- Relator(a)
- Ministro Ribeiro Dantas
- Órgão julgador
- Quinta Turma
- Data do julgamento
- 10/12/2024
- Data de publicação
- 17/12/2024
STJ – Acórdão, Rel. Ministro Ribeiro Dantas, Quinta Turma, j. 10/12/2024, p. 17/12/2024
DIREITO PENAL. AGRAVO REGIMENTAL. SONEGAÇÃO FISCAL. RESPONSABILIZAÇÃO PENAL OBJETIVA. AGRAVO DESPROVIDO. I. CASO EM EXAME 1. Agravo regimental interposto pelo Ministério Público do Estado de Goiás contra decisão monocrática que deu provimento ao recurso especial defensivo, absolvendo os réus de imputação de sonegação fiscal. 2. A parte agravante sustenta que os acusados, na qualidade de dirigentes da pessoa jurídica, tinham o "domínio do fato" sobre a conduta delitiva, e que seus poderes de administração seriam suficientes para demonstrar a autoria.
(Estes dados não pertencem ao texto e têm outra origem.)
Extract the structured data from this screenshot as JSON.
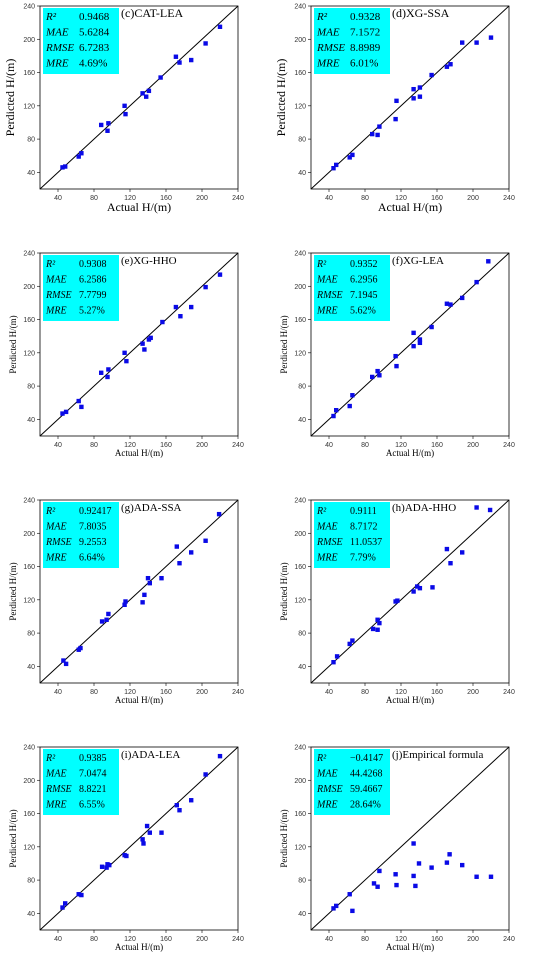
{
  "chart_data": [
    {
      "type": "scatter",
      "title": "(c)CAT-LEA",
      "xlabel": "Actual H/(m)",
      "ylabel": "Perdicted H/(m)",
      "xlim": [
        20,
        240
      ],
      "ylim": [
        20,
        240
      ],
      "xticks": [
        "40",
        "80",
        "120",
        "160",
        "200",
        "240"
      ],
      "yticks": [
        "40",
        "80",
        "120",
        "160",
        "200",
        "240"
      ],
      "metrics": [
        {
          "label": "R²",
          "value": "0.9468"
        },
        {
          "label": "MAE",
          "value": "5.6284"
        },
        {
          "label": "RMSE",
          "value": "6.7283"
        },
        {
          "label": "MRE",
          "value": "4.69%"
        }
      ],
      "reference_line": "y = x",
      "points": [
        [
          45,
          46
        ],
        [
          48,
          47
        ],
        [
          63,
          59
        ],
        [
          66,
          63
        ],
        [
          88,
          97
        ],
        [
          95,
          90
        ],
        [
          96,
          99
        ],
        [
          114,
          120
        ],
        [
          115,
          110
        ],
        [
          134,
          135
        ],
        [
          138,
          131
        ],
        [
          141,
          138
        ],
        [
          154,
          154
        ],
        [
          171,
          179
        ],
        [
          175,
          172
        ],
        [
          188,
          175
        ],
        [
          204,
          195
        ],
        [
          220,
          215
        ]
      ]
    },
    {
      "type": "scatter",
      "title": "(d)XG-SSA",
      "xlabel": "Actual H/(m)",
      "ylabel": "Perdicted H/(m)",
      "xlim": [
        20,
        240
      ],
      "ylim": [
        20,
        240
      ],
      "xticks": [
        "40",
        "80",
        "120",
        "160",
        "200",
        "240"
      ],
      "yticks": [
        "40",
        "80",
        "120",
        "160",
        "200",
        "240"
      ],
      "metrics": [
        {
          "label": "R²",
          "value": "0.9328"
        },
        {
          "label": "MAE",
          "value": "7.1572"
        },
        {
          "label": "RMSE",
          "value": "8.8989"
        },
        {
          "label": "MRE",
          "value": "6.01%"
        }
      ],
      "reference_line": "y = x",
      "points": [
        [
          45,
          45
        ],
        [
          48,
          49
        ],
        [
          63,
          58
        ],
        [
          66,
          61
        ],
        [
          88,
          86
        ],
        [
          94,
          85
        ],
        [
          96,
          95
        ],
        [
          114,
          104
        ],
        [
          115,
          126
        ],
        [
          134,
          140
        ],
        [
          134,
          129
        ],
        [
          141,
          142
        ],
        [
          141,
          131
        ],
        [
          154,
          157
        ],
        [
          171,
          167
        ],
        [
          175,
          170
        ],
        [
          188,
          196
        ],
        [
          204,
          196
        ],
        [
          220,
          202
        ]
      ]
    },
    {
      "type": "scatter",
      "title": "(e)XG-HHO",
      "xlabel": "Actual H/(m)",
      "ylabel": "Perdicted H/(m)",
      "xlim": [
        20,
        240
      ],
      "ylim": [
        20,
        240
      ],
      "xticks": [
        "40",
        "80",
        "120",
        "160",
        "200",
        "240"
      ],
      "yticks": [
        "40",
        "80",
        "120",
        "160",
        "200",
        "240"
      ],
      "metrics": [
        {
          "label": "R²",
          "value": "0.9308"
        },
        {
          "label": "MAE",
          "value": "6.2586"
        },
        {
          "label": "RMSE",
          "value": "7.7799"
        },
        {
          "label": "MRE",
          "value": "5.27%"
        }
      ],
      "reference_line": "y = x",
      "points": [
        [
          45,
          47
        ],
        [
          49,
          49
        ],
        [
          63,
          62
        ],
        [
          66,
          55
        ],
        [
          88,
          96
        ],
        [
          95,
          91
        ],
        [
          96,
          100
        ],
        [
          114,
          120
        ],
        [
          116,
          110
        ],
        [
          134,
          131
        ],
        [
          136,
          124
        ],
        [
          141,
          136
        ],
        [
          143,
          138
        ],
        [
          156,
          157
        ],
        [
          171,
          175
        ],
        [
          176,
          164
        ],
        [
          188,
          175
        ],
        [
          204,
          199
        ],
        [
          220,
          214
        ]
      ]
    },
    {
      "type": "scatter",
      "title": "(f)XG-LEA",
      "xlabel": "Actual H/(m)",
      "ylabel": "Perdicted H/(m)",
      "xlim": [
        20,
        240
      ],
      "ylim": [
        20,
        240
      ],
      "xticks": [
        "40",
        "80",
        "120",
        "160",
        "200",
        "240"
      ],
      "yticks": [
        "40",
        "80",
        "120",
        "160",
        "200",
        "240"
      ],
      "metrics": [
        {
          "label": "R²",
          "value": "0.9352"
        },
        {
          "label": "MAE",
          "value": "6.2956"
        },
        {
          "label": "RMSE",
          "value": "7.1945"
        },
        {
          "label": "MRE",
          "value": "5.62%"
        }
      ],
      "reference_line": "y = x",
      "points": [
        [
          45,
          44
        ],
        [
          48,
          51
        ],
        [
          63,
          56
        ],
        [
          66,
          69
        ],
        [
          88,
          91
        ],
        [
          94,
          98
        ],
        [
          96,
          93
        ],
        [
          114,
          116
        ],
        [
          115,
          104
        ],
        [
          134,
          144
        ],
        [
          134,
          128
        ],
        [
          141,
          132
        ],
        [
          141,
          136
        ],
        [
          154,
          151
        ],
        [
          171,
          179
        ],
        [
          175,
          178
        ],
        [
          188,
          186
        ],
        [
          204,
          205
        ],
        [
          217,
          230
        ]
      ]
    },
    {
      "type": "scatter",
      "title": "(g)ADA-SSA",
      "xlabel": "Actual H/(m)",
      "ylabel": "Perdicted H/(m)",
      "xlim": [
        20,
        240
      ],
      "ylim": [
        20,
        240
      ],
      "xticks": [
        "40",
        "80",
        "120",
        "160",
        "200",
        "240"
      ],
      "yticks": [
        "40",
        "80",
        "120",
        "160",
        "200",
        "240"
      ],
      "metrics": [
        {
          "label": "R²",
          "value": "0.92417"
        },
        {
          "label": "MAE",
          "value": "7.8035"
        },
        {
          "label": "RMSE",
          "value": "9.2553"
        },
        {
          "label": "MRE",
          "value": "6.64%"
        }
      ],
      "reference_line": "y = x",
      "points": [
        [
          46,
          47
        ],
        [
          49,
          43
        ],
        [
          63,
          60
        ],
        [
          65,
          62
        ],
        [
          89,
          94
        ],
        [
          94,
          96
        ],
        [
          96,
          103
        ],
        [
          114,
          114
        ],
        [
          115,
          118
        ],
        [
          134,
          117
        ],
        [
          136,
          126
        ],
        [
          140,
          146
        ],
        [
          142,
          140
        ],
        [
          155,
          146
        ],
        [
          172,
          184
        ],
        [
          175,
          164
        ],
        [
          188,
          177
        ],
        [
          204,
          191
        ],
        [
          219,
          223
        ]
      ]
    },
    {
      "type": "scatter",
      "title": "(h)ADA-HHO",
      "xlabel": "Actual H/(m)",
      "ylabel": "Perdicted H/(m)",
      "xlim": [
        20,
        240
      ],
      "ylim": [
        20,
        240
      ],
      "xticks": [
        "40",
        "80",
        "120",
        "160",
        "200",
        "240"
      ],
      "yticks": [
        "40",
        "80",
        "120",
        "160",
        "200",
        "240"
      ],
      "metrics": [
        {
          "label": "R²",
          "value": "0.9111"
        },
        {
          "label": "MAE",
          "value": "8.7172"
        },
        {
          "label": "RMSE",
          "value": "11.0537"
        },
        {
          "label": "MRE",
          "value": "7.79%"
        }
      ],
      "reference_line": "y = x",
      "points": [
        [
          45,
          45
        ],
        [
          49,
          52
        ],
        [
          63,
          67
        ],
        [
          66,
          71
        ],
        [
          89,
          85
        ],
        [
          94,
          84
        ],
        [
          94,
          96
        ],
        [
          96,
          92
        ],
        [
          114,
          118
        ],
        [
          116,
          119
        ],
        [
          134,
          130
        ],
        [
          138,
          136
        ],
        [
          141,
          134
        ],
        [
          155,
          135
        ],
        [
          171,
          181
        ],
        [
          175,
          164
        ],
        [
          188,
          177
        ],
        [
          204,
          231
        ],
        [
          219,
          228
        ]
      ]
    },
    {
      "type": "scatter",
      "title": "(i)ADA-LEA",
      "xlabel": "Actual H/(m)",
      "ylabel": "Perdicted H/(m)",
      "xlim": [
        20,
        240
      ],
      "ylim": [
        20,
        240
      ],
      "xticks": [
        "40",
        "80",
        "120",
        "160",
        "200",
        "240"
      ],
      "yticks": [
        "40",
        "80",
        "120",
        "160",
        "200",
        "240"
      ],
      "metrics": [
        {
          "label": "R²",
          "value": "0.9385"
        },
        {
          "label": "MAE",
          "value": "7.0474"
        },
        {
          "label": "RMSE",
          "value": "8.8221"
        },
        {
          "label": "MRE",
          "value": "6.55%"
        }
      ],
      "reference_line": "y = x",
      "points": [
        [
          45,
          47
        ],
        [
          48,
          52
        ],
        [
          63,
          63
        ],
        [
          66,
          62
        ],
        [
          89,
          96
        ],
        [
          94,
          95
        ],
        [
          95,
          99
        ],
        [
          97,
          98
        ],
        [
          114,
          110
        ],
        [
          116,
          109
        ],
        [
          134,
          129
        ],
        [
          135,
          124
        ],
        [
          139,
          145
        ],
        [
          142,
          137
        ],
        [
          155,
          137
        ],
        [
          172,
          170
        ],
        [
          175,
          164
        ],
        [
          188,
          176
        ],
        [
          204,
          207
        ],
        [
          220,
          229
        ]
      ]
    },
    {
      "type": "scatter",
      "title": "(j)Empirical formula",
      "xlabel": "Actual H/(m)",
      "ylabel": "Perdicted H/(m)",
      "xlim": [
        20,
        240
      ],
      "ylim": [
        20,
        240
      ],
      "xticks": [
        "40",
        "80",
        "120",
        "160",
        "200",
        "240"
      ],
      "yticks": [
        "40",
        "80",
        "120",
        "160",
        "200",
        "240"
      ],
      "metrics": [
        {
          "label": "R²",
          "value": "−0.4147"
        },
        {
          "label": "MAE",
          "value": "44.4268"
        },
        {
          "label": "RMSE",
          "value": "59.4667"
        },
        {
          "label": "MRE",
          "value": "28.64%"
        }
      ],
      "reference_line": "y = x",
      "points": [
        [
          45,
          46
        ],
        [
          48,
          49
        ],
        [
          63,
          63
        ],
        [
          66,
          43
        ],
        [
          90,
          76
        ],
        [
          94,
          72
        ],
        [
          96,
          91
        ],
        [
          114,
          87
        ],
        [
          115,
          74
        ],
        [
          134,
          124
        ],
        [
          134,
          85
        ],
        [
          136,
          73
        ],
        [
          140,
          100
        ],
        [
          154,
          95
        ],
        [
          171,
          101
        ],
        [
          174,
          111
        ],
        [
          188,
          98
        ],
        [
          204,
          84
        ],
        [
          220,
          84
        ]
      ]
    }
  ]
}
II. QUESTÃO EM DISCUSSÃO 3. A questão em discussão consiste em saber se a posição de gestor ou sócio administrador de uma empresa, por si só, permite a presunção de participação no delito de sonegação fiscal, sem a demonstração de conduta específica e dolo. III. RAZÕES DE DECIDIR 4. A responsabilização penal não pode ser presumida apenas pela posição ocupada na estrutura societária, sendo necessária a comprovação de condutas específicas praticadas pelo réu. 5. A teoria do domínio do fato, que nem se aplica a esse tipo de situação, não substitui a prova de autoria, o que configuraria responsabilização penal objetiva. 6. A ausência de descrição de conduta específica e típica dos acusados no acórdão recorrido impede a responsabilização penal com base em presunção de autoria. IV. DISPOSITIVO E TESE 7. Agravo regimental desprovido. Tese de julgamento: "1. A posição de gestor ou sócio administrador de uma empresa não permite a presunção de participação no delito de sonegação fiscal. 2. A teoria do domínio do fato é inaplicável para substituir a prova de autoria". Dispositivos relevantes citados: CPP, art. 41; CPP, art. 395, I. Jurisprudência relevante citada: STJ, AgRg no AREsp 1.940.726/RO, Rel. Min. Jesuíno Rissato, Rel. p/ Acórdão Min. João Otávio de Noronha, Quinta Turma, julgado em 06.09.2022; STJ, AgRg no REsp 1.874.619/PE, Rel. Min. Rogerio Schietti Cruz, Sexta Turma, julgado em 24.11.2020; STF, AP 516, Rel. Min. Ayres Britto, Tribunal Pleno, julgado em 27.09.2010. (AgRg no AREsp n. 2.727.573/GO, relator Ministro Ribeiro Dantas, Quinta Turma, julgado em 10/12/2024, DJEN de 17/12/2024.)